One could name many other substantial resources besides hope, faith, courage, persistence. In terms of spiritual assets, we're all multimillionaires. Still, none of us is rich enough to indulge the insatiable demands of dissatisfaction, doubt, discouragement, defeatism. When we admit these expensive guests, we deny substance and so deprive ourselves of each moment's completeness. Why not invite and cherish helpful qualities that will build up our spiritual stock?
Perhaps we could say that instead of struggling to get oneself out of debt, earnest application of Christian Science enables whoever practices it to give himself out of debt—that is, to welcome God's giving of all that He has, and to let that giving flow through his good works to bless all. Mrs. Eddy has shared with us an ever-fresh channel for receiving and giving. She writes: "May God give unto us all that loving sense of gratitude which delights in the opportunity to cancel accounts."Miscellaneous Writings, p. 131;
Certain it is that no one can lack gratitude when God unfailingly supplies it.
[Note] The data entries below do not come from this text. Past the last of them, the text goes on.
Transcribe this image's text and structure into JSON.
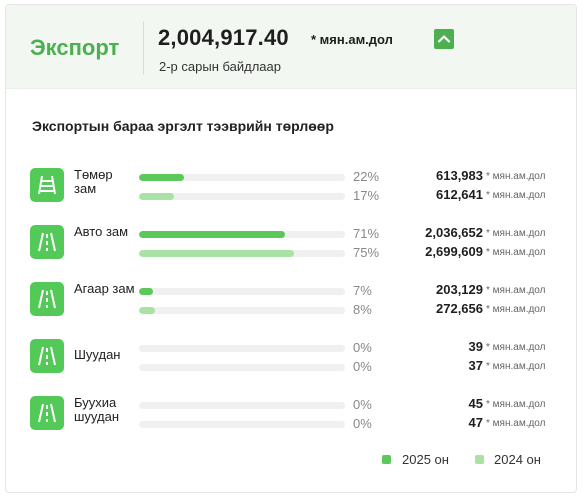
{
  "header": {
    "title": "Экспорт",
    "value": "2,004,917.40",
    "unit": "* мян.ам.дол",
    "subtitle": "2-р сарын байдлаар",
    "trend": "up"
  },
  "colors": {
    "accent": "#4caf50",
    "bar_2025": "#5bc95a",
    "bar_2024": "#a8e3a4",
    "header_bg": "#f2f7f2"
  },
  "section": {
    "title": "Экспортын бараа эргэлт тээврийн төрлөөр"
  },
  "rows": [
    {
      "label": "Төмөр зам",
      "icon": "railway-icon",
      "y2025": {
        "pct": "22%",
        "pct_value": 22,
        "value": "613,983",
        "unit": "* мян.ам.дол"
      },
      "y2024": {
        "pct": "17%",
        "pct_value": 17,
        "value": "612,641",
        "unit": "* мян.ам.дол"
      }
    },
    {
      "label": "Авто зам",
      "icon": "road-icon",
      "y2025": {
        "pct": "71%",
        "pct_value": 71,
        "value": "2,036,652",
        "unit": "* мян.ам.дол"
      },
      "y2024": {
        "pct": "75%",
        "pct_value": 75,
        "value": "2,699,609",
        "unit": "* мян.ам.дол"
      }
    },
    {
      "label": "Агаар зам",
      "icon": "road-icon",
      "y2025": {
        "pct": "7%",
        "pct_value": 7,
        "value": "203,129",
        "unit": "* мян.ам.дол"
      },
      "y2024": {
        "pct": "8%",
        "pct_value": 8,
        "value": "272,656",
        "unit": "* мян.ам.дол"
      }
    },
    {
      "label": "Шуудан",
      "icon": "road-icon",
      "y2025": {
        "pct": "0%",
        "pct_value": 0,
        "value": "39",
        "unit": "* мян.ам.дол"
      },
      "y2024": {
        "pct": "0%",
        "pct_value": 0,
        "value": "37",
        "unit": "* мян.ам.дол"
      }
    },
    {
      "label": "Буухиа шуудан",
      "icon": "road-icon",
      "y2025": {
        "pct": "0%",
        "pct_value": 0,
        "value": "45",
        "unit": "* мян.ам.дол"
      },
      "y2024": {
        "pct": "0%",
        "pct_value": 0,
        "value": "47",
        "unit": "* мян.ам.дол"
      }
    }
  ],
  "legend": [
    {
      "label": "2025 он",
      "color": "#5bc95a"
    },
    {
      "label": "2024 он",
      "color": "#a8e3a4"
    }
  ]
}
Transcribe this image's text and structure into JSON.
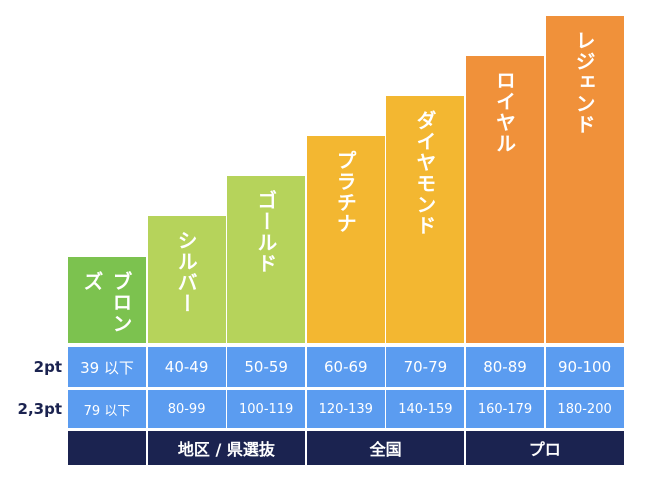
{
  "row_labels": [
    "2pt",
    "2,3pt"
  ],
  "tiers": [
    {
      "name": "ブロンズ",
      "pt2": "39 以下",
      "pt23": "79 以下"
    },
    {
      "name": "シルバー",
      "pt2": "40-49",
      "pt23": "80-99"
    },
    {
      "name": "ゴールド",
      "pt2": "50-59",
      "pt23": "100-119"
    },
    {
      "name": "プラチナ",
      "pt2": "60-69",
      "pt23": "120-139"
    },
    {
      "name": "ダイヤモンド",
      "pt2": "70-79",
      "pt23": "140-159"
    },
    {
      "name": "ロイヤル",
      "pt2": "80-89",
      "pt23": "160-179"
    },
    {
      "name": "レジェンド",
      "pt2": "90-100",
      "pt23": "180-200"
    }
  ],
  "groups": [
    "地区 / 県選抜",
    "全国",
    "プロ"
  ]
}
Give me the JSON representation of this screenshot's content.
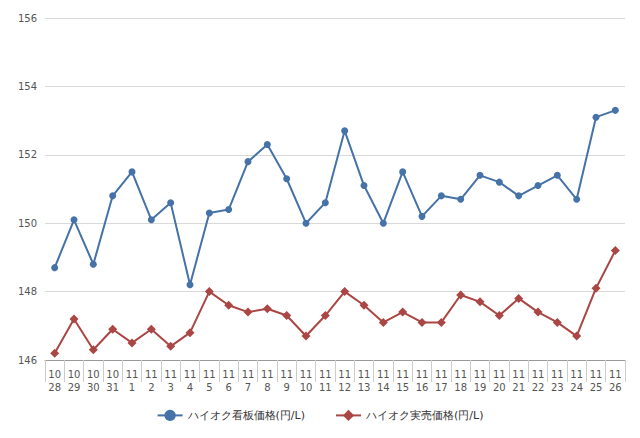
{
  "chart_data": {
    "type": "line",
    "categories": [
      "10\n28",
      "10\n29",
      "10\n30",
      "10\n31",
      "11\n1",
      "11\n2",
      "11\n3",
      "11\n4",
      "11\n5",
      "11\n6",
      "11\n7",
      "11\n8",
      "11\n9",
      "11\n10",
      "11\n11",
      "11\n12",
      "11\n13",
      "11\n14",
      "11\n15",
      "11\n16",
      "11\n17",
      "11\n18",
      "11\n19",
      "11\n20",
      "11\n21",
      "11\n22",
      "11\n23",
      "11\n24",
      "11\n25",
      "11\n26"
    ],
    "series": [
      {
        "name": "ハイオク看板価格(円/L)",
        "color": "#4572a7",
        "marker": "circle",
        "values": [
          148.7,
          150.1,
          148.8,
          150.8,
          151.5,
          150.1,
          150.6,
          148.2,
          150.3,
          150.4,
          151.8,
          152.3,
          151.3,
          150.0,
          150.6,
          152.7,
          151.1,
          150.0,
          151.5,
          150.2,
          150.8,
          150.7,
          151.4,
          151.2,
          150.8,
          151.1,
          151.4,
          150.7,
          153.1,
          153.3
        ]
      },
      {
        "name": "ハイオク実売価格(円/L)",
        "color": "#aa4643",
        "marker": "diamond",
        "values": [
          146.2,
          147.2,
          146.3,
          146.9,
          146.5,
          146.9,
          146.4,
          146.8,
          148.0,
          147.6,
          147.4,
          147.5,
          147.3,
          146.7,
          147.3,
          148.0,
          147.6,
          147.1,
          147.4,
          147.1,
          147.1,
          147.9,
          147.7,
          147.3,
          147.8,
          147.4,
          147.1,
          146.7,
          148.1,
          149.2
        ]
      }
    ],
    "ylim": [
      146,
      156
    ],
    "yticks": [
      146,
      148,
      150,
      152,
      154,
      156
    ],
    "grid": true,
    "legend": "bottom"
  }
}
It follows that we can never be without the means to make our gratitude known for service rendered, possessions purchased, and commodities consumed. Thus we can advance brotherly love impartially to all, as Jesus did. Then, best of all, we will discover our own and others' true natures as children of God, Love's royal heirs. We will find ourselves directly receiving abundant grace and meeting the terms that fulfill the equation in the Lord's Prayer: "Give us this day our daily bread. And forgive us our debts, as we forgive our debtors."Matt. 6:11, 12.